Anyone who wants to defend “our values” is critical of identitarian thinking
Everything is “culture”. You are culture, everything you say is culture, everything that makes you what you are is culture and everything you do expresses culture. You have no other rationale. What concept of society underlies the over-emphasis on the term “culture” in the current debate? Economic Nobel Prize-winner Amartya Sen has called the pressure to assume an all-or-nothing identity “plural monoculturalism”. He thereby points to a new form of the old racism whose proponents also like to call themselves “identitarians”. This means that entire population groups are assigned to a single culture and a single identity, into which they must all fit. That culture can be defined by blood, origin or religion. Even in its most harmless form, this either-or definition of identity contains the seed of war. “One can know when the war begins”, as the Trojan princess and seer Cassandra says in Christa Wolf’s novel of the same name, “But when does the prewar begin?” “Plural monoculturalism” links folkish defenders of western culture to Islamic fundamentalists – for they are, so to speak, kindred enemies.
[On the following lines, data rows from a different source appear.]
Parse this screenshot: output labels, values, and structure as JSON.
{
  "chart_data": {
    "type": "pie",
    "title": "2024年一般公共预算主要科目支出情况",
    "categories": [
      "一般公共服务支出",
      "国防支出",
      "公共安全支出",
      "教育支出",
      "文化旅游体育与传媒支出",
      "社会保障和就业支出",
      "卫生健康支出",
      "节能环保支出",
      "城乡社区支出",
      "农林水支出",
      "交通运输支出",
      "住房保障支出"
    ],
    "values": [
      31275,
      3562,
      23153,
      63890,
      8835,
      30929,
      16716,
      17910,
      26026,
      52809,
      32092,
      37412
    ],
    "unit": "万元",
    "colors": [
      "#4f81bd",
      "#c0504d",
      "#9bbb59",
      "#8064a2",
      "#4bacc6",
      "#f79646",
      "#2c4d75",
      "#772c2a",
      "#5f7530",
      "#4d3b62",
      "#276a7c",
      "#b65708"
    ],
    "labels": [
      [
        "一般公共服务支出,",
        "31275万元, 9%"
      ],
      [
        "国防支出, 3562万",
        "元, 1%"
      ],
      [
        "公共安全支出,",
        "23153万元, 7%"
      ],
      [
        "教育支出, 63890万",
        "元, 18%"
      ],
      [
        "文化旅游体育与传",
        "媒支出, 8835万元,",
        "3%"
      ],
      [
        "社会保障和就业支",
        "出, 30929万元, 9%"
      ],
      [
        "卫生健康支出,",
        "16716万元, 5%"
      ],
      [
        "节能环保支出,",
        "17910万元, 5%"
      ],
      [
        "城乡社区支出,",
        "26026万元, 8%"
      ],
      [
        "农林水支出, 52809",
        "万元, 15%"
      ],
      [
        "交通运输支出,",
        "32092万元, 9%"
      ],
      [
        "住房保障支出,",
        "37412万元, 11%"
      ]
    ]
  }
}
On the search for self-determination and respectability
To not be noticed means to be excluded. This is why the desire for a just society is so fundamentaly connected to the desire for recognition. The answer lies in the gap between “What do I have?” and “Who am I?” In conclusion, we focus on the feelings, the needs and the emotions, which are at work behind the current debate. This is not just about fear, but also about powerlessness, shame and envy. We all share a fundamental need to be able to receive and create recognition. To quote network researcher Harald Katzmair: “Those who offer participation will resonate with the lonely. Those who say “You’re a valuable human being just the way you are” will strike a chord with those who never experience recognition. Those who are penned in hierarchies will see those who open up new possibilities as liberators.” Conversely, someone who no longer perceives these basic needs on their radar will put up no opposition to ideologies of social marginalization. We have, above all, lost sight of the need for esteem, dignity and integrity that is felt by all who are not able to daily bask in the sunshine of success. Where we are able to shape our own lives, receive recognition and experience social equality, trust grows and hatred diminishes.